Comment Re:Remember the vast innovation in the baroque per (Score 1) 348
I totally challenge " and clearly IP laws help innovation". Consider UBUNTU, APACHE. And copyright breaches don't seem to alter the quality of music and movies published (although those last 2 are open to argument I guess).
Since I also said they hurt innovation, giving more example of things they've hurt is sort of supportive of half my point and irrelevant to the other half. But yes, I do agree with the suggestion that sometimes things aren't helped. Software patents specifically seem a real minefield for no apparent purpose.
Artists and Inventors will do what they do 'cos that's what they do. So maybe performance artists will have to go back to performing live to make a living. And just give recordings away free as promotion material.
The idea that "artists do what they do" is rather self serving. If you decide not to pay people for their labor, it's nice to pretend they don't care about the money. But I know artists who've quit spending time at it because they had a family to support and it became clear they weren't going to make it work as a profession. (Doesn't matter if you think that proves they weren't committed--they were producing art, and stopped, because of money.) I'm thinking mostly of people I know, but the brilliant cult SF writer John Sladek seems to have stopped his fiction output and gotten a day job near the end of his life. And some reasonably talented recording artists just don't like performing--the indie band XTC in the '80s, stopped touring because of Andy Partridge's stage fright but released a couple more good albums, and Gene Clark quit the Birds when his fear of flying got too much. Heck, the Beatles best stuff was after they stopped doing live shows. So a "no recording profits" rule would certainly cut some people out--ie, stop their innovation, even if it shifted it to others.
But really, I don't have much knowledge of the artistic 'industries' and don't have a strong opinion about how the world would change if we got fewer blockbusters and more garage bands, I don't like either much.
In technology an innovation that is great will be copied. But because of the difficulties of properly copying complex things, that is easier said than done.

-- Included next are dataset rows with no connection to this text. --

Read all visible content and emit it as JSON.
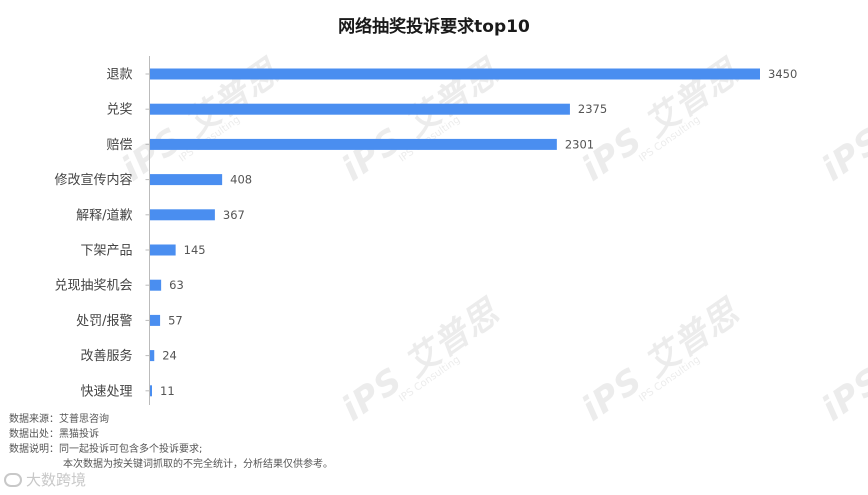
{
  "chart_data": {
    "type": "bar",
    "orientation": "horizontal",
    "title": "网络抽奖投诉要求top10",
    "categories": [
      "退款",
      "兑奖",
      "赔偿",
      "修改宣传内容",
      "解释/道歉",
      "下架产品",
      "兑现抽奖机会",
      "处罚/报警",
      "改善服务",
      "快速处理"
    ],
    "values": [
      3450,
      2375,
      2301,
      408,
      367,
      145,
      63,
      57,
      24,
      11
    ],
    "xlim": [
      0,
      3450
    ],
    "color": "#4a8ef0",
    "grid": false,
    "legend": "none"
  },
  "notes": {
    "source_label": "数据来源：",
    "source_value": "艾普思咨询",
    "origin_label": "数据出处：",
    "origin_value": "黑猫投诉",
    "desc_label": "数据说明：",
    "desc_line1": "同一起投诉可包含多个投诉要求;",
    "desc_line2": "本次数据为按关键词抓取的不完全统计，分析结果仅供参考。"
  },
  "watermark": {
    "mark": "iPS 艾普思",
    "sub": "IPS Consulting"
  },
  "brand": {
    "icon": "brand-logo-icon",
    "text": "大数跨境"
  }
}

Buyers would probably get better results buying from the innovator, who will always have the latest ideas included, so long as he wasn't charging exhorbitantly (Like apples).
I am not advocating immediate, wholesale abandonment of the status quo. I would like to see the time that a patent "lives" shortened. Once upon a time, the first ten years of a patent life were used to tool up for production. Today production cycle is much shorter, and the market much larger, so lots of money can still be made, even if patent life were to be decimated every year till it's down to about 6 months.
Some things are easy to copy and hard to invent; in others the invention is less important than the skill to produce it. This is my whole point; there's a whole range out there in the world. In general, protections are going to be most useful when research and development costs are large or risky Picking industries where this isn't the case--like you did with consumer electronics above--don't prove any general rule, they just illustrate that there are situations where those factors don't apply and the benefits are less clear. People on Slashdot only know the one area--they often work in software, download non-mainstream music and buy smart phones--but if you actually care about the issue ignoring everything else is the intellectual equivalent of sticking your fingers in your ears.
The US government actually did an experiment to see if extra IP protection would spur development of new products in pharmaceuticals. That wasn't the point of it, but the Orphan Drug Law promised extra years of protection for diseases with small patient populations. It has been a great success, at least in terms of spurring research and getting companies to develop cures. (Predictably, sales cost while the products remain under a state-protected monopoly are quite high, so not everyone is enthusiastic overall. But that's not the point of this discussion.)